Mères majuscules

Mères majuscules

Danièle Brun

Editions Odile Jacob, 2011

Bloc-notes

Mères majuscules

Ce nouvel ouvrage de Danièle Brun, comme plusieurs de ceux publiés par elle précédemment (L’enfant donné pour mort paru chez Dunod en 1989, La maternité et le féminin paru chez Denoël en 1990, et plus récemment Les enfants perturbateurs paru chez O. Jacob en 2007), interrogent ce que nous pourrions appeler la dimension fantasmatique de la parentalité, questionnement qui n’est pas superflu dans un contexte aussi marqué par une tentation réifiante que celui que nous vivons actuellement.
Ce texte intéressera donc tous les professionnels de l’enfance, mais peut-être tout particulièrement ceux qui se trouvent impliqués dans le champ de la psychiatrie périnatale, j’y reviendrai plus loin. Merci, donc, à Danièle Brun de nous faire ce cadeau de finesse, de subtilité et de profondeur dans un monde qui s’échine à vouloir tout simplifier, à vouloir tout quantifier, alors même que la prise en compte de la subjectivité fait partie, me semble-t-il, d’une modernité authentique, et d’une scientificité soucieuse d’échapper aux pièges affadissants d’un scientisme toujours menaçant.

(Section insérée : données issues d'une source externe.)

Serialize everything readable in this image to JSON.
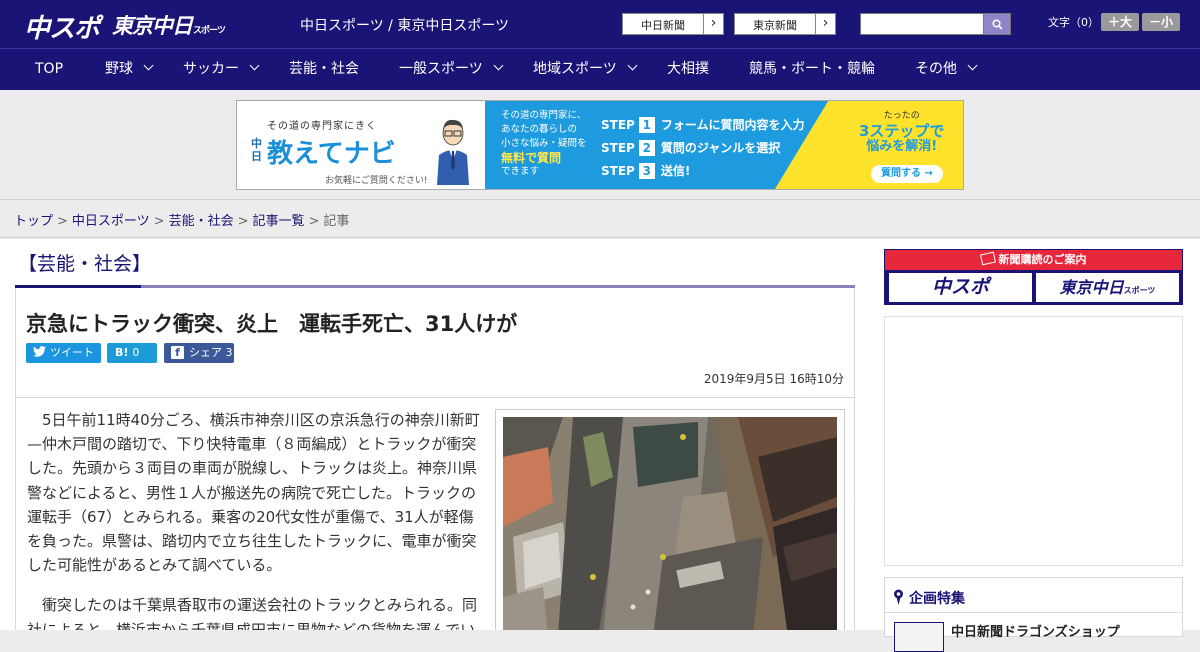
{
  "header": {
    "logo_chuspo": "中スポ",
    "logo_tokyo": "東京中日",
    "logo_tokyo_suffix": "スポーツ",
    "site_title": "中日スポーツ / 東京中日スポーツ",
    "link_chunichi": "中日新聞",
    "link_tokyo": "東京新聞",
    "link_arrow": "›",
    "search_placeholder": "",
    "fontsize_label": "文字（0）",
    "font_bigger": "＋大",
    "font_smaller": "－小"
  },
  "nav": {
    "items": [
      {
        "label": "TOP",
        "dropdown": false
      },
      {
        "label": "野球",
        "dropdown": true
      },
      {
        "label": "サッカー",
        "dropdown": true
      },
      {
        "label": "芸能・社会",
        "dropdown": false
      },
      {
        "label": "一般スポーツ",
        "dropdown": true
      },
      {
        "label": "地域スポーツ",
        "dropdown": true
      },
      {
        "label": "大相撲",
        "dropdown": false
      },
      {
        "label": "競馬・ボート・競輪",
        "dropdown": false
      },
      {
        "label": "その他",
        "dropdown": true
      }
    ]
  },
  "ad": {
    "sub": "その道の専門家にきく",
    "chu": "中日",
    "title": "教えてナビ",
    "note": "お気軽にご質問ください!",
    "mid_line1": "その道の専門家に、",
    "mid_line2": "あなたの暮らしの",
    "mid_line3": "小さな悩み・疑問を",
    "mid_highlight": "無料で質問",
    "mid_line5": "できます",
    "steps": [
      {
        "label": "STEP",
        "num": "1",
        "text": "フォームに質問内容を入力"
      },
      {
        "label": "STEP",
        "num": "2",
        "text": "質問のジャンルを選択"
      },
      {
        "label": "STEP",
        "num": "3",
        "text": "送信!"
      }
    ],
    "right_small": "たったの",
    "right_big": "3ステップで",
    "right_mid": "悩みを解消!",
    "cta": "質問する →"
  },
  "breadcrumb": {
    "items": [
      "トップ",
      "中日スポーツ",
      "芸能・社会",
      "記事一覧"
    ],
    "sep": ">",
    "current": "記事"
  },
  "article": {
    "category": "【芸能・社会】",
    "title": "京急にトラック衝突、炎上　運転手死亡、31人けが",
    "share_twitter": "ツイート",
    "share_twitter_icon": "twitter-bird",
    "share_hatena_icon": "B!",
    "share_hatena_count": "0",
    "share_facebook": "シェア",
    "share_facebook_icon": "f",
    "share_facebook_count": "3",
    "date": "2019年9月5日 16時10分",
    "paragraphs": [
      "5日午前11時40分ごろ、横浜市神奈川区の京浜急行の神奈川新町—仲木戸間の踏切で、下り快特電車（８両編成）とトラックが衝突した。先頭から３両目の車両が脱線し、トラックは炎上。神奈川県警などによると、男性１人が搬送先の病院で死亡した。トラックの運転手（67）とみられる。乗客の20代女性が重傷で、31人が軽傷を負った。県警は、踏切内で立ち往生したトラックに、電車が衝突した可能性があるとみて調べている。",
      "衝突したのは千葉県香取市の運送会社のトラックとみられる。同社によると、横浜市から千葉県成田市に果物などの貨物を運んでいたという。"
    ]
  },
  "sidebar": {
    "subscribe_head": "新聞購読のご案内",
    "subscribe_logo1": "中スポ",
    "subscribe_logo2": "東京中日",
    "subscribe_logo2_suffix": "スポーツ",
    "feature_title": "企画特集",
    "feature_item": "中日新聞ドラゴンズショップ"
  },
  "colors": {
    "brand": "#1a1476",
    "accent_red": "#e8273a",
    "twitter": "#1b95e0",
    "facebook": "#3b5998"
  }
}
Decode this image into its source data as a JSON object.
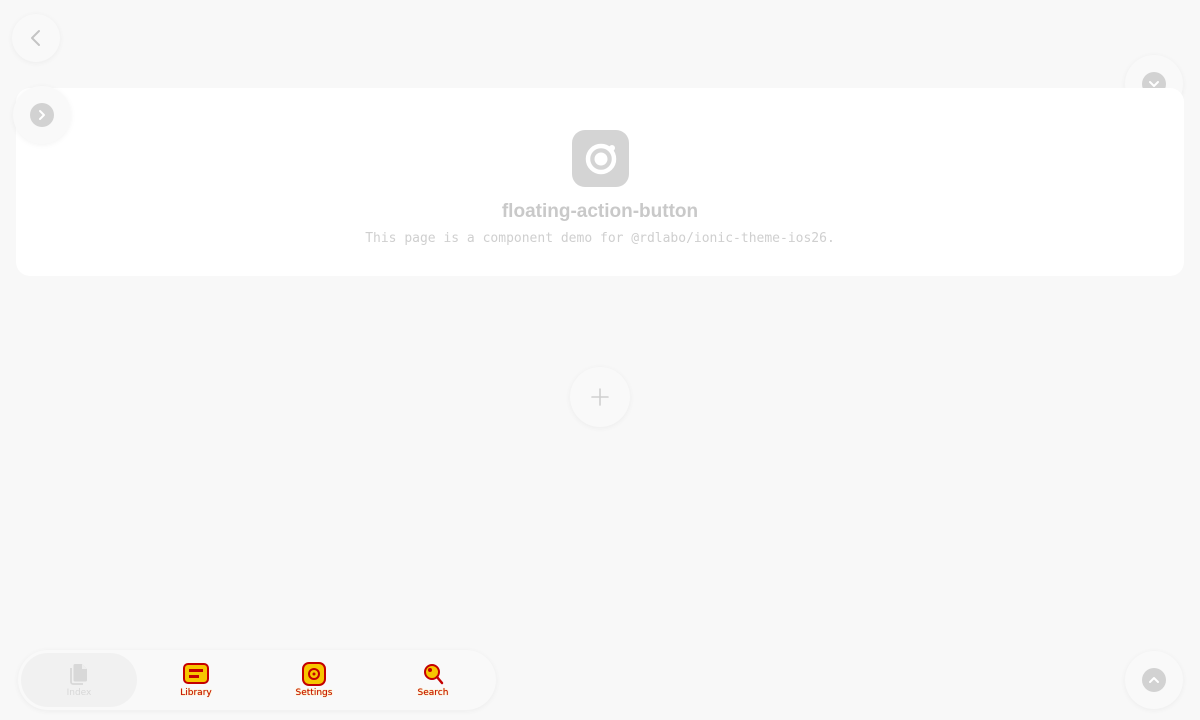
{
  "colors": {
    "background": "#f8f8f8",
    "card": "#ffffff",
    "muted_icon": "#d2d2d2",
    "muted_text": "#c9c9c9",
    "tab_glitch_red": "#c40000",
    "tab_glitch_yellow": "#f7c600"
  },
  "toolbar": {
    "back_icon": "chevron-back-icon"
  },
  "header": {
    "icon": "instagram-logo-icon",
    "title": "floating-action-button",
    "description": "This page is a component demo for @rdlabo/ionic-theme-ios26."
  },
  "fabs": {
    "top_right_icon": "chevron-down-circle-icon",
    "top_left_icon": "chevron-forward-circle-icon",
    "center_icon": "add-icon",
    "bottom_right_icon": "chevron-up-circle-icon"
  },
  "tabs": [
    {
      "label": "Index",
      "icon": "documents-icon",
      "selected": true
    },
    {
      "label": "Library",
      "icon": "library-icon",
      "selected": false
    },
    {
      "label": "Settings",
      "icon": "settings-icon",
      "selected": false
    },
    {
      "label": "Search",
      "icon": "search-icon",
      "selected": false
    }
  ]
}
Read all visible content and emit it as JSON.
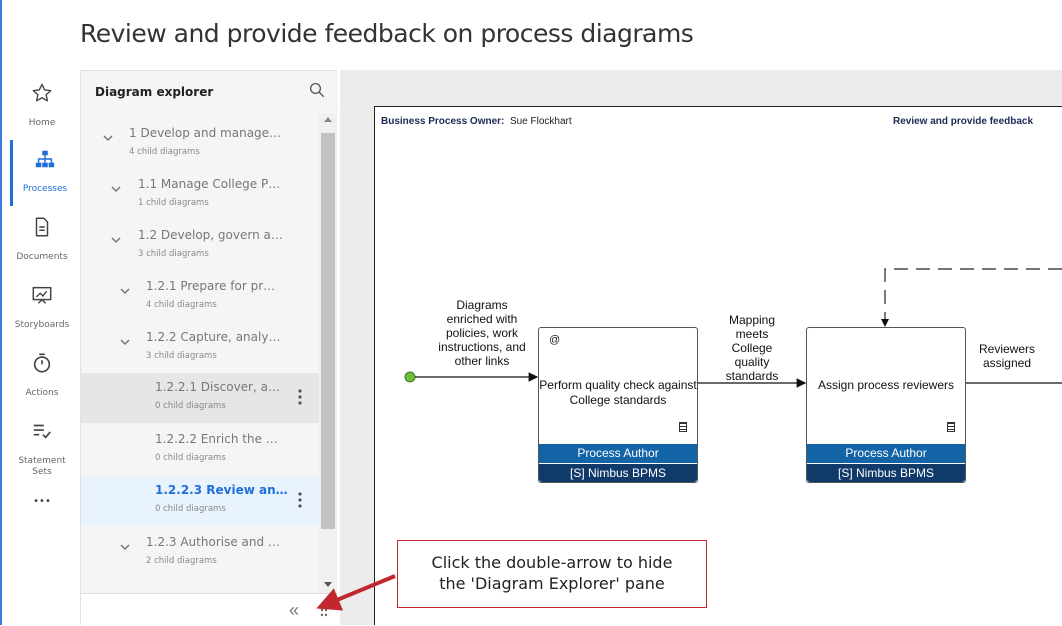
{
  "header": {
    "title": "Review and provide feedback on process diagrams",
    "caret": "-"
  },
  "nav": {
    "items": [
      {
        "label": "Home",
        "icon": "star-icon"
      },
      {
        "label": "Processes",
        "icon": "sitemap-icon",
        "active": true
      },
      {
        "label": "Documents",
        "icon": "document-icon"
      },
      {
        "label": "Storyboards",
        "icon": "presentation-icon"
      },
      {
        "label": "Actions",
        "icon": "stopwatch-icon"
      },
      {
        "label": "Statement Sets",
        "icon": "checklist-icon"
      },
      {
        "label": "•••",
        "icon": "more-icon"
      }
    ]
  },
  "explorer": {
    "title": "Diagram explorer",
    "collapse_glyph": "«",
    "items": [
      {
        "name": "1 Develop and manage…",
        "sub": "4 child diagrams"
      },
      {
        "name": "1.1 Manage College P…",
        "sub": "1 child diagrams"
      },
      {
        "name": "1.2 Develop, govern a…",
        "sub": "3 child diagrams"
      },
      {
        "name": "1.2.1 Prepare for pr…",
        "sub": "4 child diagrams"
      },
      {
        "name": "1.2.2 Capture, analy…",
        "sub": "3 child diagrams"
      },
      {
        "name": "1.2.2.1 Discover, a…",
        "sub": "0 child diagrams"
      },
      {
        "name": "1.2.2.2 Enrich the …",
        "sub": "0 child diagrams"
      },
      {
        "name": "1.2.2.3 Review an…",
        "sub": "0 child diagrams"
      },
      {
        "name": "1.2.3 Authorise and …",
        "sub": "2 child diagrams"
      }
    ]
  },
  "diagram": {
    "owner_label": "Business Process Owner:",
    "owner_name": "Sue Flockhart",
    "title": "Review and provide feedback",
    "input_label": "Diagrams enriched with policies, work instructions, and other links",
    "activity1": {
      "at": "@",
      "label": "Perform quality check against College standards",
      "role": "Process Author",
      "system": "[S] Nimbus BPMS"
    },
    "flow1_label": "Mapping meets College quality standards",
    "activity2": {
      "label": "Assign process reviewers",
      "role": "Process Author",
      "system": "[S] Nimbus BPMS"
    },
    "flow2_label": "Reviewers assigned"
  },
  "callout": {
    "line1": "Click the double-arrow to hide",
    "line2": "the 'Diagram Explorer' pane"
  },
  "colors": {
    "accent": "#1e6fd9",
    "role_bar": "#1464a8",
    "system_bar": "#0f3a6a",
    "callout_red": "#c0282d",
    "start_dot": "#6bbf3a"
  }
}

Les deux axes forts de cet ouvrage me semblent être le corps (le corps de l’enfant) et la nostalgie (la nostalgie de la mère). Comme le souligne l’auteur lui-même, « dans ce livre, il ne s’agit pas d’une figuration de la mère en majesté avec son enfant, mais plutôt d’une représentation contrastée d’elle-même où se lit la nostalgie. La nostalgie d’un autre enfant auquel le sien ne correspond pas ou plus, mais qui l’habite d’une telle manière que son regard sur l’enfant réel, l’enfant de chair, en est altéré ». Et c’est alors toute la question du transgénérationnel qui se trouve ainsi ouverte et posée, dans la mesure où c’est l’enfant qu’on aimerait avoir ou avoir eu, qui s’interpose toujours dans notre relation avec l’enfant qu’on a, qui imprègne et qui infiltre inéluctablement l’ensemble de nos interactions avec celui-ci. 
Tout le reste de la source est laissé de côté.